Selon la FMSQ : l'accessibilité aux soins de santé spécialisés menacée par la Loi 34

Montréal, 11 août 2009 - La Fédération des médecins spécialistes du Québec (FMSQ) est particulièrement préoccupée par les conséquences qu'aura la nouvelle Loi 34 sur la pratique médicale et l'accessibilité aux soins de santé spécialisés et surspécialisés. Dans le cas qui nous occupe, les interruptions volontaires de grossesse sont un des exemples de soins qui risquent de subir les conséquences de cette loi.

Pour le président de la FMSQ, le Dr Gaétan Barrette, outre les médecins qui se voient imposer des mesures législatives et réglementaires abusives, les grandes perdantes de cet abus législatif sont les femmes : « Subir une interruption volontaire de grossesse est un événement stressant et émotif; les femmes concernées ont le droit de choisir l'environnement, tant sécuritaire qu'anonyme, que leur offrent les cliniques médicales plutôt que l'hôpital, et dans le délai prescrit.

« La coupe des centres hospitaliers est déjà pleine. Malgré les belles promesses et les beaux discours, s'ils ne peuvent dispenser certains traitements dans les délais requis et que les médecins en cabinet renoncent à cette pratique pour éviter d'avoir à devenir un centre médical spécialisé, ce sera la goutte qui fera déborder le vase », d'expliquer le Dr Barrette. Nous ne pouvons que nous inquiéter de savoir comment une patiente pourra obtenir ce service dans les délais requis. »

Rappelant qu'elle favorise un système public fort, la Fédération estime que les cabinets de médecins sont à même de dispenser plusieurs services de manière plus efficiente que les centres hospitaliers qui devraient être réservés de façon prioritaire à la prestation de soins plus aigus nécessitant une hospitalisation.

La FMSQ est en désaccord avec la Loi 34 considérant que les mesures qu'elle impose ne contribuent aucunement à une meilleure qualité ou accessibilité des soins et ont plutôt pour effet d'ajouter à une liste déjà longue des mesures bureaucratiques inutiles, de miner la collaboration des médecins, d'attaquer leurs droits et leur autonomie professionnelle, de donner des pouvoirs discrétionnaires au ministre de la Santé et de réduire l'accès de la population à nos soins médicaux.

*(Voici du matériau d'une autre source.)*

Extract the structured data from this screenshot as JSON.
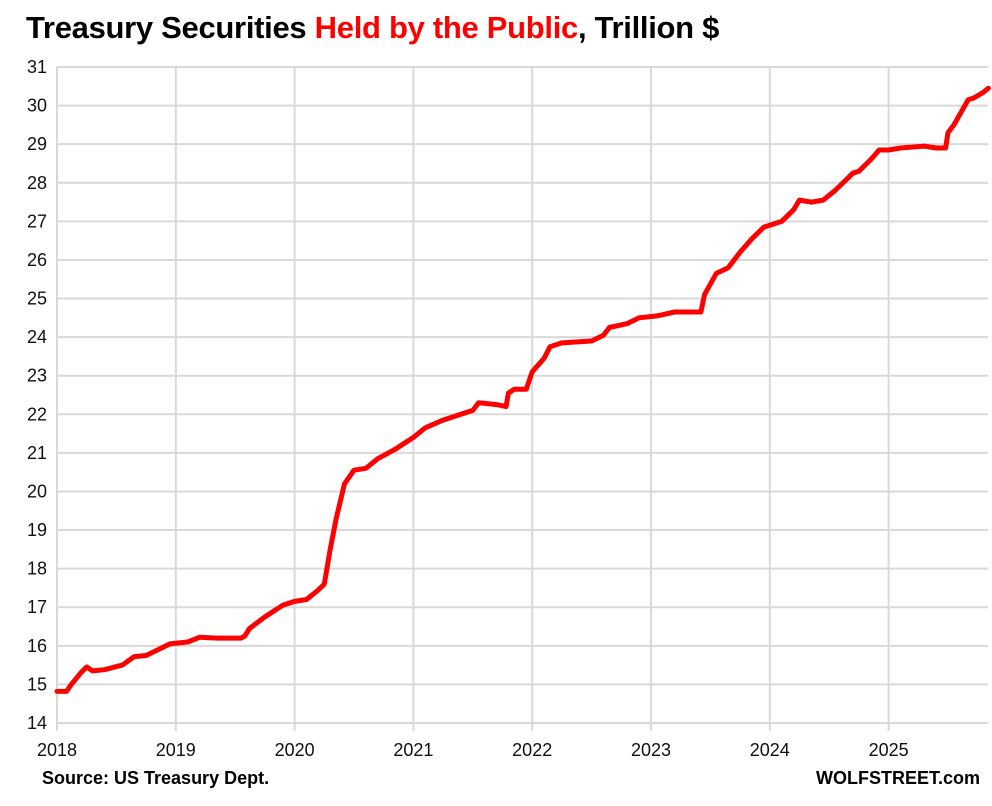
{
  "chart_data": {
    "type": "line",
    "title_parts": [
      "Treasury Securities ",
      "Held by the Public",
      ", Trillion $"
    ],
    "title": "Treasury Securities Held by the Public, Trillion $",
    "xlabel": "",
    "ylabel": "",
    "xlim": [
      2018,
      2025.84
    ],
    "ylim": [
      14,
      31
    ],
    "x_ticks": [
      "2018",
      "2019",
      "2020",
      "2021",
      "2022",
      "2023",
      "2024",
      "2025"
    ],
    "y_ticks": [
      "14",
      "15",
      "16",
      "17",
      "18",
      "19",
      "20",
      "21",
      "22",
      "23",
      "24",
      "25",
      "26",
      "27",
      "28",
      "29",
      "30",
      "31"
    ],
    "grid": true,
    "legend": "none",
    "series": [
      {
        "name": "Treasury Securities Held by the Public",
        "color": "#ff0000",
        "x": [
          2018.0,
          2018.08,
          2018.12,
          2018.2,
          2018.25,
          2018.3,
          2018.4,
          2018.55,
          2018.65,
          2018.75,
          2018.85,
          2018.95,
          2019.1,
          2019.2,
          2019.35,
          2019.55,
          2019.58,
          2019.62,
          2019.75,
          2019.9,
          2020.0,
          2020.1,
          2020.2,
          2020.25,
          2020.3,
          2020.35,
          2020.42,
          2020.5,
          2020.6,
          2020.7,
          2020.85,
          2021.0,
          2021.1,
          2021.25,
          2021.4,
          2021.5,
          2021.55,
          2021.7,
          2021.78,
          2021.8,
          2021.85,
          2021.95,
          2022.0,
          2022.1,
          2022.15,
          2022.25,
          2022.5,
          2022.6,
          2022.65,
          2022.8,
          2022.9,
          2023.05,
          2023.2,
          2023.35,
          2023.42,
          2023.45,
          2023.55,
          2023.65,
          2023.75,
          2023.85,
          2023.95,
          2024.1,
          2024.2,
          2024.25,
          2024.35,
          2024.45,
          2024.55,
          2024.7,
          2024.75,
          2024.85,
          2024.92,
          2025.0,
          2025.1,
          2025.3,
          2025.4,
          2025.48,
          2025.5,
          2025.55,
          2025.67,
          2025.72,
          2025.8,
          2025.84
        ],
        "y": [
          14.82,
          14.82,
          15.0,
          15.3,
          15.45,
          15.35,
          15.38,
          15.5,
          15.72,
          15.75,
          15.9,
          16.05,
          16.1,
          16.22,
          16.2,
          16.2,
          16.25,
          16.45,
          16.75,
          17.05,
          17.15,
          17.2,
          17.45,
          17.6,
          18.5,
          19.3,
          20.2,
          20.55,
          20.6,
          20.85,
          21.1,
          21.4,
          21.65,
          21.85,
          22.0,
          22.1,
          22.3,
          22.25,
          22.2,
          22.55,
          22.65,
          22.65,
          23.1,
          23.45,
          23.75,
          23.85,
          23.9,
          24.05,
          24.25,
          24.35,
          24.5,
          24.55,
          24.65,
          24.65,
          24.65,
          25.1,
          25.65,
          25.8,
          26.2,
          26.55,
          26.85,
          27.0,
          27.3,
          27.55,
          27.5,
          27.55,
          27.8,
          28.25,
          28.3,
          28.6,
          28.85,
          28.85,
          28.9,
          28.95,
          28.9,
          28.9,
          29.3,
          29.5,
          30.15,
          30.2,
          30.35,
          30.45
        ]
      }
    ]
  },
  "footer": {
    "source": "Source: US Treasury Dept.",
    "brand": "WOLFSTREET.com"
  }
}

La Fédération a d'ailleurs déposé un mémoire le 26 mai dernier, devant la Commission parlementaire qui étudiait le projet de loi 34, soulignant que plusieurs autres interventions médicales seront victimes de cette législation démesurée. À titre d'exemple, les diverses tumeurs bénignes et malignes actuellement traitées en cabinet cesseront de l'être en raison des règles imposées. « L'abandon de ces traitements dans les cabinets médicaux aura pour effet d'allonger les listes d'attente en milieux hospitaliers et de nuire à l'accessibilité aux soins. Malheureusement, ce sont les patients qui en subiront d'abord les conséquences » d'ajouter le Dr Barrette.

La FMSQ déplore que le ministre de la Santé induise encore la population en erreur. Cette fois-ci, il a affirmé que les normes dont il est question avaient été demandées par le Collège des médecins du Québec, ce qui a été démenti par ce dernier par voie de communiqué, hier. La Fédération s'interroge sur le seuil de tolérance des Québécois  envers un élu qui, sciemment, trompe la population.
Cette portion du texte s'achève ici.